This introductory lecture discusses the place for data mining in the social sciences. The lecture also introduces JMP and the data sets that follow in later examples, particularly the ANES 2008 data from ICPSR. We'll start using JMP by exploring this large data file in class, using JMP's plot linking to explore voting behavior and the use of feeling thermometers.
This lecture considers the use of regression as a data mining tool, with methods for dealing with missing data. The lecture also introduces the problem of over-fitting.
How does one avoid the problem of over-fitting and find a model that honestly reports its precision? Statistics offers a variety of choices, ranging from an alphabet soup of criteria (AIC, BIC, RIC) to cross-validation. This link ( link ) shows the JMP script used in class for cross-validating a regression in JMP.
We will meet in the Michigan lab in Newberry during the usual class time period for some hands-one time with JMP and the ANES.

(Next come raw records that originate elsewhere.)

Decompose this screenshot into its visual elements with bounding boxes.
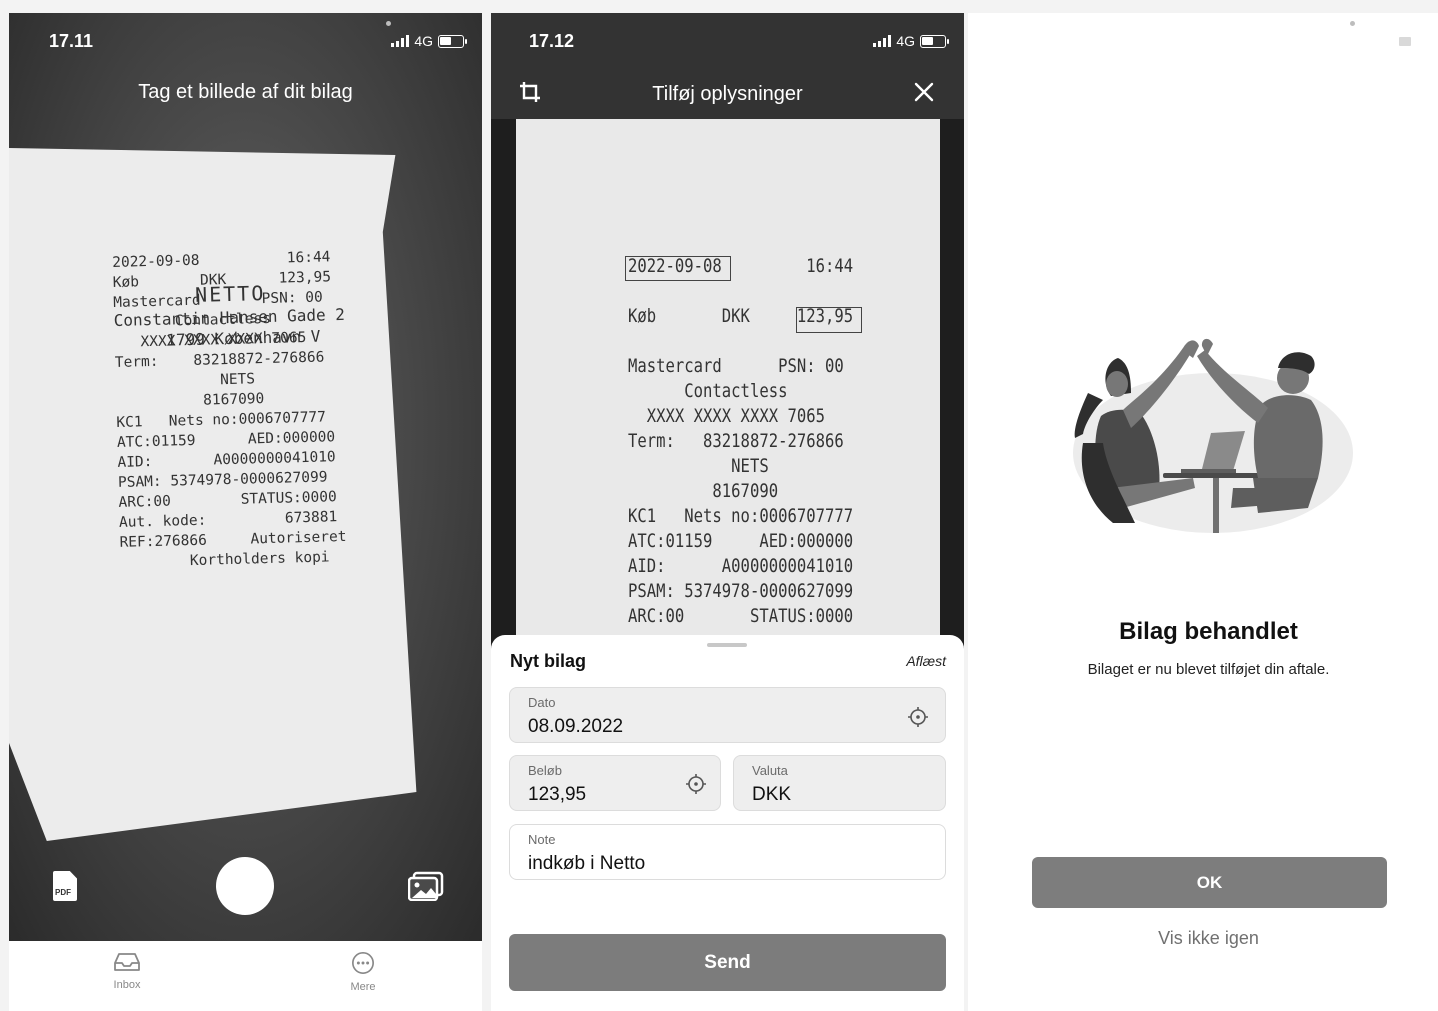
status-bar: 17.11 4G: [9, 13, 482, 69]
note-field[interactable]: Note indkøb i Netto: [509, 824, 946, 880]
camera-screen: 17.11 4G Tag et billede af dit bilag 202…: [9, 13, 482, 1011]
currency-label: Valuta: [752, 763, 788, 778]
amount-value: 123,95: [528, 784, 587, 805]
camera-indicator-dot: [1350, 21, 1355, 26]
receipt-line: KC1 Nets no:0006707777: [628, 505, 854, 527]
tab-inbox[interactable]: Inbox: [87, 951, 167, 991]
note-label: Note: [528, 832, 556, 847]
tab-more[interactable]: Mere: [323, 951, 403, 993]
locate-icon[interactable]: [685, 773, 707, 795]
send-button[interactable]: Send: [509, 934, 946, 991]
receipt-line: [628, 279, 853, 304]
success-message: Bilaget er nu blevet tilføjet din aftale…: [1087, 661, 1330, 678]
date-value: 08.09.2022: [528, 716, 624, 737]
locate-icon[interactable]: [907, 706, 929, 728]
new-receipt-sheet: Nyt bilag Aflæst Dato 08.09.2022 Beløb 1…: [491, 635, 964, 1011]
scan-status: Aflæst: [906, 653, 946, 669]
amount-label: Beløb: [528, 763, 562, 778]
receipt-photo: 2022-09-08 16:44 Køb DKK 123,95 Masterca…: [516, 119, 940, 659]
receipt-line: Term: 83218872-276866: [628, 430, 844, 452]
receipt-line: Contactless: [628, 380, 788, 402]
signal-icon: [391, 35, 410, 47]
page: 17.11 4G Tag et billede af dit bilag 202…: [0, 0, 1438, 1011]
header: 17.12 4G Tilføj oplysninger: [491, 13, 964, 119]
status-time: 17.11: [49, 31, 94, 51]
date-highlight-box: [625, 256, 731, 281]
currency-field[interactable]: Valuta DKK: [733, 755, 946, 811]
signal-icon: [873, 35, 892, 47]
pdf-upload-button[interactable]: PDF: [53, 871, 77, 901]
inbox-icon: [114, 953, 140, 971]
sheet-title: Nyt bilag: [510, 651, 587, 671]
amount-field[interactable]: Beløb 123,95: [509, 755, 721, 811]
tab-more-label: Mere: [350, 981, 376, 993]
receipt-text: 2022-09-08 16:44 Køb DKK 123,95 Mastercard…: [112, 246, 374, 569]
date-label: Dato: [528, 695, 556, 710]
screen-title: Tilføj oplysninger: [652, 83, 803, 105]
status-time: 17.12: [529, 31, 575, 51]
camera-title: Tag et billede af dit bilag: [138, 81, 353, 103]
pdf-label: PDF: [55, 888, 71, 897]
amount-highlight-box: [796, 307, 862, 333]
sheet-grab-handle[interactable]: [707, 643, 747, 647]
receipt-line: NETS: [628, 455, 769, 477]
shutter-button[interactable]: [216, 857, 274, 915]
status-right: 4G: [391, 33, 467, 49]
camera-viewfinder: 17.11 4G Tag et billede af dit bilag 202…: [9, 13, 482, 941]
receipt-line: ATC:01159 AED:000000: [628, 530, 854, 552]
status-bar: 17.12 4G: [491, 13, 964, 69]
dont-show-again-link[interactable]: Vis ikke igen: [968, 928, 1438, 949]
tab-inbox-label: Inbox: [113, 979, 141, 991]
close-icon[interactable]: [913, 81, 935, 103]
battery-icon: [438, 34, 467, 48]
note-value: indkøb i Netto: [528, 853, 646, 874]
success-title: Bilag behandlet: [1119, 618, 1298, 645]
currency-value: DKK: [752, 784, 792, 805]
receipt-line: 8167090: [628, 480, 779, 502]
ok-button[interactable]: OK: [1032, 857, 1387, 908]
receipt-line: AID: A0000000041010: [628, 555, 854, 577]
receipt-line: ARC:00 STATUS:0000: [628, 605, 854, 627]
receipt-line: Mastercard PSN: 00: [628, 355, 844, 377]
status-right: 4G: [873, 33, 949, 49]
more-icon: [352, 952, 374, 974]
corner-indicator: [1399, 37, 1411, 46]
battery-icon: [920, 34, 949, 48]
tab-bar: Inbox Mere: [9, 941, 482, 1011]
receipt-line: XXXX XXXX XXXX 7065: [628, 405, 825, 427]
high-five-illustration: [1073, 338, 1353, 533]
network-type: 4G: [896, 33, 915, 49]
gallery-icon[interactable]: [408, 871, 444, 901]
date-field[interactable]: Dato 08.09.2022: [509, 687, 946, 743]
receipt-line: PSAM: 5374978-0000627099: [628, 580, 854, 602]
add-info-screen: 17.12 4G Tilføj oplysninger 2022-09-08 1…: [491, 13, 964, 1011]
network-type: 4G: [414, 33, 433, 49]
receipt-processed-screen: Bilag behandlet Bilaget er nu blevet til…: [968, 13, 1438, 1011]
receipt-preview: 2022-09-08 16:44 Køb DKK 123,95 Masterca…: [491, 119, 964, 659]
receipt-photo: 2022-09-08 16:44 Køb DKK 123,95 Mastercard…: [9, 148, 417, 841]
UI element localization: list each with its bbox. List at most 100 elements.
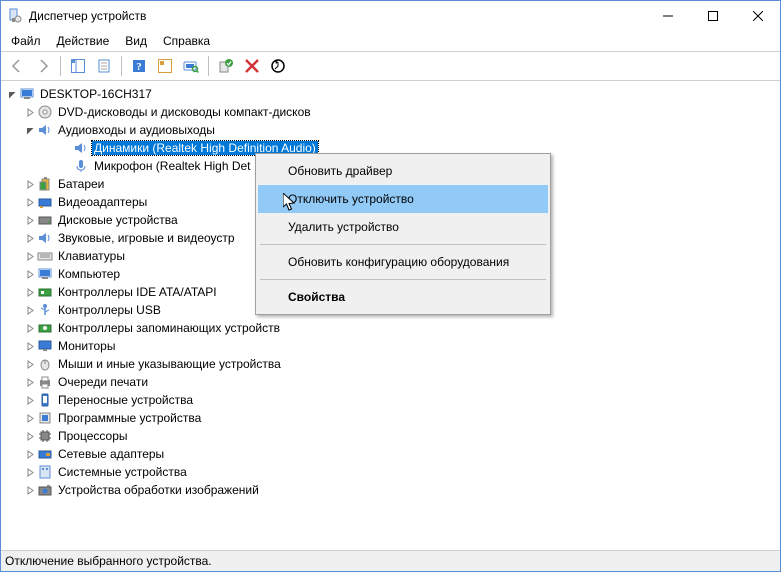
chevron-right-icon[interactable] — [23, 231, 37, 245]
menu-help[interactable]: Справка — [155, 32, 218, 50]
minimize-button[interactable] — [645, 2, 690, 31]
menu-view[interactable]: Вид — [117, 32, 155, 50]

Many data mining problems classify observations, such as classifying the choices of voters. Linear regression is a poor match to this problem, unless you calibrate it. Logistic regression is often a better match - though not without its own problems.
We will meet in the Michigan lab in Newberry during the usual class time period for some hands-one time with JMP and the ANES.
My paper "An Introduction to Bootstrap Methods" (which appeared in Sociological Methods & Research back in 1989) introduces you to the ideas of bootstrap resampling through a variety of examples. The paper includes examples in regression and illustrates situations in which the bootstrap does not give the answer you'd like.